By Chris from Chicago

Summer is basically here. Kids are out of school, the weather is getting warmer, and every night I am serenaded by mortar explosions. I was led to believe that fireworks were illegal in Illinois but here I am every night cowering in the corner of my room, unable to sleep, all because some guy decided that a Tuesday night is a great time to blow some shit up. This nonsense is going to continue for the next three months. Guess I’d better stock up on more Malort.

Congressman has no sense of humor. As you become more famous, it’s inevitable that people are going to make fun of you. Usually, the best course of action is to ignore it. Not if you’re AOC. If you happen to notice a parody account clearly marked as a parody account mocking your policy statements, you post a very public tweet warning about the account and assert that you and your team will be looking into options on how to deal with it moving forward. Guess it’s hard to deal with parody when it hits a little too close to home…

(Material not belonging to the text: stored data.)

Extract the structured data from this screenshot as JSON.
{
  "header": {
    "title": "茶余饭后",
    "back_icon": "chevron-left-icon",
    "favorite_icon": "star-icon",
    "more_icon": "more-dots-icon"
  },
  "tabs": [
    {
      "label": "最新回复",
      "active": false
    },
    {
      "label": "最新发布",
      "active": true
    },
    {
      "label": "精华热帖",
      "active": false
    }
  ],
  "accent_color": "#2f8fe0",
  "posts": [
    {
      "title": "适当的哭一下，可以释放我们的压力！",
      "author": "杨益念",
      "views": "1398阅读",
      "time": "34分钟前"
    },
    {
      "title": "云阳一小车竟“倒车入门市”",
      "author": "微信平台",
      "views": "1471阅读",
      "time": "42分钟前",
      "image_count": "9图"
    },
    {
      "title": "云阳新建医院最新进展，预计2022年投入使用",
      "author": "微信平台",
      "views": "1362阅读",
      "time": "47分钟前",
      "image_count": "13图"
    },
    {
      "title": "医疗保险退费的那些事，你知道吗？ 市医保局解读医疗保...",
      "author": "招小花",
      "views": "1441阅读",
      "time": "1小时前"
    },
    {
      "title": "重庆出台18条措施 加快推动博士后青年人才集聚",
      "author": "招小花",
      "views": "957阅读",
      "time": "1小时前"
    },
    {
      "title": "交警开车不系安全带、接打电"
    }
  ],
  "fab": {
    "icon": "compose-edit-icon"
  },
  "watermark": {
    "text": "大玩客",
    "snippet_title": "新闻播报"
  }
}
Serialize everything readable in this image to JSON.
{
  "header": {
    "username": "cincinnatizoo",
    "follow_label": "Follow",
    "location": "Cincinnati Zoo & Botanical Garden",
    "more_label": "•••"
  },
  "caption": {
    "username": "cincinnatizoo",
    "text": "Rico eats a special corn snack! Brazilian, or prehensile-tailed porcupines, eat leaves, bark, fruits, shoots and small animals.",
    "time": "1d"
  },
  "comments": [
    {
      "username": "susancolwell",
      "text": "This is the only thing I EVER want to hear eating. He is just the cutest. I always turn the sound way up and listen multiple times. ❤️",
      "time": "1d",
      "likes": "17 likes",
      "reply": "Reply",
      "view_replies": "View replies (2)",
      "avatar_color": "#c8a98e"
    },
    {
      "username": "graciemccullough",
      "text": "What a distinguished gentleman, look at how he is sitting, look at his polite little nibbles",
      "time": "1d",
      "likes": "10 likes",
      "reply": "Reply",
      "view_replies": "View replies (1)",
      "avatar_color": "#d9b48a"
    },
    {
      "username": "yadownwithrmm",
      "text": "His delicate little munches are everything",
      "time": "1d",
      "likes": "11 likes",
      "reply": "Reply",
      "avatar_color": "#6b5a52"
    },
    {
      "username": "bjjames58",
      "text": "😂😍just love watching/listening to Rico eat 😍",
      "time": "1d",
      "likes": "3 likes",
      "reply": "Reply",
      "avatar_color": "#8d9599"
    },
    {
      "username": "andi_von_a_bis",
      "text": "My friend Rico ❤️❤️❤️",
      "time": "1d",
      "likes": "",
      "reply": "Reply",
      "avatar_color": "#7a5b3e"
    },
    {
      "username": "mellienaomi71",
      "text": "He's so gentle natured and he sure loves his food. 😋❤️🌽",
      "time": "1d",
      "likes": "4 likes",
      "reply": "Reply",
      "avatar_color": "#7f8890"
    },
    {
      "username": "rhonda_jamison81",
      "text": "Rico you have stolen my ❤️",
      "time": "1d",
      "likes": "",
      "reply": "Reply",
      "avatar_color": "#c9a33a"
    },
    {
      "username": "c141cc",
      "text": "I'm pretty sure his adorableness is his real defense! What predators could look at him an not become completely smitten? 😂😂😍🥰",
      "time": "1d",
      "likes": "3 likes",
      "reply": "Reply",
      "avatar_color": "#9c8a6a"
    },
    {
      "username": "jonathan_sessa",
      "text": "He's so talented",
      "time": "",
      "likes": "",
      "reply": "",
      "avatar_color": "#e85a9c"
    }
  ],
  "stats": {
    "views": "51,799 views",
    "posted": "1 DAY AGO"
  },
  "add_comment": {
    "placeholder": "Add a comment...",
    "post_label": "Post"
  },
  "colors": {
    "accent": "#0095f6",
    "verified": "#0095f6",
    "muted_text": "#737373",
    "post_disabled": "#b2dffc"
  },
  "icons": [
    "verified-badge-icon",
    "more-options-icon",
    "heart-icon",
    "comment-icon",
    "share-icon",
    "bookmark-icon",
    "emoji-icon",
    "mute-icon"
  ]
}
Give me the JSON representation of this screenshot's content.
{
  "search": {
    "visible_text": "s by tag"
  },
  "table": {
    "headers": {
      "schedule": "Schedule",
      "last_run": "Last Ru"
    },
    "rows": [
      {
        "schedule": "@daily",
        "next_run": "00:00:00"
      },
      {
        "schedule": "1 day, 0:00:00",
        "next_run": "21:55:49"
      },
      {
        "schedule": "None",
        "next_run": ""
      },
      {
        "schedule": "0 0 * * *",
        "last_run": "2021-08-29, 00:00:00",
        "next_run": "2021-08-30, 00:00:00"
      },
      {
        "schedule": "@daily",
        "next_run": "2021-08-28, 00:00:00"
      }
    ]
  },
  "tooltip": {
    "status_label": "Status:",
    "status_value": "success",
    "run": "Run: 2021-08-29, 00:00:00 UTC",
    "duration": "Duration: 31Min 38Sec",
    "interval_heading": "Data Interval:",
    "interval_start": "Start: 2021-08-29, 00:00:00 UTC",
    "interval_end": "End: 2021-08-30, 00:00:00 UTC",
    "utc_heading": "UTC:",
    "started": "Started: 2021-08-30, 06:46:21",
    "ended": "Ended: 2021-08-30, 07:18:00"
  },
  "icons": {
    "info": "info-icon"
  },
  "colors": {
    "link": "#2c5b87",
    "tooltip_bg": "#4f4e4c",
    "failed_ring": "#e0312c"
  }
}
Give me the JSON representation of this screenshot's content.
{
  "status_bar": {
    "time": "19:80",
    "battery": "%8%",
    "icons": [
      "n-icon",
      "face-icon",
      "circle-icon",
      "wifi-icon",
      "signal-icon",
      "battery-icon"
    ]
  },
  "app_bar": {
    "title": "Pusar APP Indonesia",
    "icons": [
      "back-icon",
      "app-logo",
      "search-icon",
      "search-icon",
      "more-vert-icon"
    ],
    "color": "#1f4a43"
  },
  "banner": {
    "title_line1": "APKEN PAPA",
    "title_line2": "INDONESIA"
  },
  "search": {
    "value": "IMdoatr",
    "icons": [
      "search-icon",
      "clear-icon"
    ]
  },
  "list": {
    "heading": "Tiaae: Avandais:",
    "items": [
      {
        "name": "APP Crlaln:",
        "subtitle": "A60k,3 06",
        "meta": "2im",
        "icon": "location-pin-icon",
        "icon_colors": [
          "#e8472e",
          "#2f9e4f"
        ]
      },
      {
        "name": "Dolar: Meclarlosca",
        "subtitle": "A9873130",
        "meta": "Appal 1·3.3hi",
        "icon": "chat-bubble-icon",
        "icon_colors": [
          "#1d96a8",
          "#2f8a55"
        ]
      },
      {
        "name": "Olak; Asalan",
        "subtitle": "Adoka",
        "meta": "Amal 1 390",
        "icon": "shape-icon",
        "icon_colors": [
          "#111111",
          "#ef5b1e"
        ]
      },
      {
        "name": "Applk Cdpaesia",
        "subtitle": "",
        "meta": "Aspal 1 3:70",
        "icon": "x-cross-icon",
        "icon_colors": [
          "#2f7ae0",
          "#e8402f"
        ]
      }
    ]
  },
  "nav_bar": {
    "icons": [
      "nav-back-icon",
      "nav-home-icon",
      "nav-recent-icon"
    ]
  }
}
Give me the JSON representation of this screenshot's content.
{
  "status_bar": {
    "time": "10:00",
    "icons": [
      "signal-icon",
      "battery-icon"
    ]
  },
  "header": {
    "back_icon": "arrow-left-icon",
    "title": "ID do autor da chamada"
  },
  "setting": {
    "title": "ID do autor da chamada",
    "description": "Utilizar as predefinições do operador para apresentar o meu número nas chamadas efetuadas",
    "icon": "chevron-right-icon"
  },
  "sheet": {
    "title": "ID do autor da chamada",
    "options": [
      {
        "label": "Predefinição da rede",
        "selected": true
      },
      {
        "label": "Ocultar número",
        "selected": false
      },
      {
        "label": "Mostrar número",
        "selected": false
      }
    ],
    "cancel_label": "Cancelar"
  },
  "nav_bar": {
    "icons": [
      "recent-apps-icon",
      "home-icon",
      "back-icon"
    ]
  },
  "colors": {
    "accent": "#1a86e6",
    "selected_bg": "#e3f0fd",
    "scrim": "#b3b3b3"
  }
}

Everyone wants Chick-Fil-A banned. First it was the folks on the left that wanted to cancel the chicken joint for being homophobic. Now it’s the folks on the right that are all about canceling because the chain hired a Director of Diversity that happens to be black. Now is the time that everyone should remember that Chicago has Harold’s, the superior chicken joint. Get yourself a 6 piece, fried hard. Don’t forget the sauce.

Raccoon’s are people too. In Florida this week, a woman captured a video of a raccoon strolling casually through a Dunkin’ Donuts drive-thru to get a donut. No word on if the adorable trash panda now has diabetes.

Old man impregnates woman. HOOAH! Al Pacino, 83, managed to convince a 29 year old that she should carry his child. Al’s out here giving hope to every horned up old dude. He’s also creeping out most women…except the gold diggers.